Risk is a part of business. You can take action to minimize risk, but there may still be unforeseen events that result in losses. The Bankruptcy Code takes into account risk and offers protections for debtors and creditors. At Shulman Bastian Friedman & Bui LLP, we help businesses choose the appropriate debt relief option, whether it’s restructuring the business through Chapter 11, a liquidation under Chapter 7, an out of court workout, an assignment for the benefit of creditors, or a formal dissolution.

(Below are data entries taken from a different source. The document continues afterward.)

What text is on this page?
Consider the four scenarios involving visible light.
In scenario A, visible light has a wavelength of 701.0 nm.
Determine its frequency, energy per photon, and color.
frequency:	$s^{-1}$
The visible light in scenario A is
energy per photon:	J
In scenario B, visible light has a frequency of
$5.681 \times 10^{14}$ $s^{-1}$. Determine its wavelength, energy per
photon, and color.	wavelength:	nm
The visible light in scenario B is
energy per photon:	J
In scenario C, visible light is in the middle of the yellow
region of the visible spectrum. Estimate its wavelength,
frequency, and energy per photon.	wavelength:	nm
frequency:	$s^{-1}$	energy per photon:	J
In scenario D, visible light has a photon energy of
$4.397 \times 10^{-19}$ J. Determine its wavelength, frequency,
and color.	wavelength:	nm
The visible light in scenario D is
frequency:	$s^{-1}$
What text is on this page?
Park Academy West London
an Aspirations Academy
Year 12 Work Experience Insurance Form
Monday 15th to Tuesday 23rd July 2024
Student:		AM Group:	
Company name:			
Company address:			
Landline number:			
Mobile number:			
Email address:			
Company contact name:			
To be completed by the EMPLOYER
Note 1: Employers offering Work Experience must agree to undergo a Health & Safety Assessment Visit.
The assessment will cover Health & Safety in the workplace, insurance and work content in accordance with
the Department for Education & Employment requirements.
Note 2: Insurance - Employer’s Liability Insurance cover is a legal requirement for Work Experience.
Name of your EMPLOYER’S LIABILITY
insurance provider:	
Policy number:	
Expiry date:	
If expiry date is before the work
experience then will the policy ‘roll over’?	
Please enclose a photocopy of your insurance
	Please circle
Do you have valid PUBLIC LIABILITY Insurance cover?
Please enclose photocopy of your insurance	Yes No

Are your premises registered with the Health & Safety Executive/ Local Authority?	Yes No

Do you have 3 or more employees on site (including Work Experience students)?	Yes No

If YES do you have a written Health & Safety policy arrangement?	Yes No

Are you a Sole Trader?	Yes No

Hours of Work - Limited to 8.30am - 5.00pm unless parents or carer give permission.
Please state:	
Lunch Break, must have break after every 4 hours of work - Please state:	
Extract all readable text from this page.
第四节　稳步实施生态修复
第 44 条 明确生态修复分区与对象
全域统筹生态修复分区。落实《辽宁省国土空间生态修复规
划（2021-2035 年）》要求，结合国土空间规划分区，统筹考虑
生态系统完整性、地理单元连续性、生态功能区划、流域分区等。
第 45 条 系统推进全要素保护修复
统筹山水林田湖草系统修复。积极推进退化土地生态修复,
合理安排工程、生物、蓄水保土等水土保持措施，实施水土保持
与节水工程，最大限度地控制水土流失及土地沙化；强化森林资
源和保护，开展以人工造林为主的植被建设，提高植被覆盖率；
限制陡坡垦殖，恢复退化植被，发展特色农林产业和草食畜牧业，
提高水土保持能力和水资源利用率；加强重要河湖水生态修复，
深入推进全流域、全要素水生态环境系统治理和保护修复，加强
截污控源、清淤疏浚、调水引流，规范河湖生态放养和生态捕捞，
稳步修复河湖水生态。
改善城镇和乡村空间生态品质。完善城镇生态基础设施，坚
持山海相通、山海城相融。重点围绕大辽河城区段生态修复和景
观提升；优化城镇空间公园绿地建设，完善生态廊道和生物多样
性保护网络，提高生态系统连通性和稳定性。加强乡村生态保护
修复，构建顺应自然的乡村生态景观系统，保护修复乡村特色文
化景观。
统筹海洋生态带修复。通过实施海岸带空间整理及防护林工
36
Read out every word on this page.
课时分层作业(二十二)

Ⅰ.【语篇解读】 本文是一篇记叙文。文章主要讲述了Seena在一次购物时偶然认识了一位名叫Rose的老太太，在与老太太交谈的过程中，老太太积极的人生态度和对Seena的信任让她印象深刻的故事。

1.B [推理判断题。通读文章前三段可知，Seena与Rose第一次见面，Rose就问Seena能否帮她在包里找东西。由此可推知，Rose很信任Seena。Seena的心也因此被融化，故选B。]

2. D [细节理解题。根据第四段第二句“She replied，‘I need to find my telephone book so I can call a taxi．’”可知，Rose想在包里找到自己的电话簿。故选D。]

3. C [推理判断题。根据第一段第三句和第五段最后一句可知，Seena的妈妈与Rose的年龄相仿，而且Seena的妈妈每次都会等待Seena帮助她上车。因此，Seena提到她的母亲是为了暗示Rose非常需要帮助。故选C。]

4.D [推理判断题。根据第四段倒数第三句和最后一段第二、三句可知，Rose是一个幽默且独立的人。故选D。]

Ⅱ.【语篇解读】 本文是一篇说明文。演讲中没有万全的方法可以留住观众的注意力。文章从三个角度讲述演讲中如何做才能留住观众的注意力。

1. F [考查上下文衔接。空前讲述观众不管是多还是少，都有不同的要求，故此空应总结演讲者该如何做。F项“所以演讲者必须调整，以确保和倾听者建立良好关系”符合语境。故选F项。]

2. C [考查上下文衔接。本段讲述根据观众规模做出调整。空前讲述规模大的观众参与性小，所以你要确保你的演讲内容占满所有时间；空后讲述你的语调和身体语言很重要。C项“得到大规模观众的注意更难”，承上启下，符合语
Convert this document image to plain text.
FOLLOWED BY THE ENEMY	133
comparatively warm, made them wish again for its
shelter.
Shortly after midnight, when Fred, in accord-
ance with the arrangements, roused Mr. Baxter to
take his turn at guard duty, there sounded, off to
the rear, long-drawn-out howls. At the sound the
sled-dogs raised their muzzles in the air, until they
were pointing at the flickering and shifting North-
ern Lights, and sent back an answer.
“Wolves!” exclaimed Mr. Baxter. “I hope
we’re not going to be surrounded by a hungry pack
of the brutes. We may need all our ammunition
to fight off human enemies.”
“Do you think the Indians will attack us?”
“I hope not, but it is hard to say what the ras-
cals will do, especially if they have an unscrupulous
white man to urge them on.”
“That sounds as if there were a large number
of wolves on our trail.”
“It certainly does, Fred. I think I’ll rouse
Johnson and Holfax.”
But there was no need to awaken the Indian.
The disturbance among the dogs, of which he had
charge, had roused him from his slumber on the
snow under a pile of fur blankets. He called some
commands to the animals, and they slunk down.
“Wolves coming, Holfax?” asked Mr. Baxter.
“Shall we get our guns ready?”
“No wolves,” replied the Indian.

Let’s consider when Chapter 11 might be the better route to take. Generally, when people hear about a Chapter 11 bankruptcy, a large, widely known corporation has encountered financial difficulties and plans to restructure finances while continuing operations. However, the majority of companies that file for Chapter 11 are not widely known corporations. Small, closely held corporations have the same right to re-organize as do large publicly traded ones. Chapter 11 may be appropriate for a limited liability company, partnership or corporation that intends to continue operating while restructuring the business. An individual with a high net worth could also file for Chapter 11 reorganization. The Chapter 11 process is complex and requires careful planning that accounts for the short and long terms.
Through Chapter 11, a company may sell a portion of its assets to pay back creditors or downsize. Many businesses that complete the Chapter 11 process are able to return to profitability, but it is important to know whether your business can handle the expense and time required to create a workable Chapter 11 plan.
For businesses that are not able to restructure assets and continue operations, other options are available and should be thoroughly explored.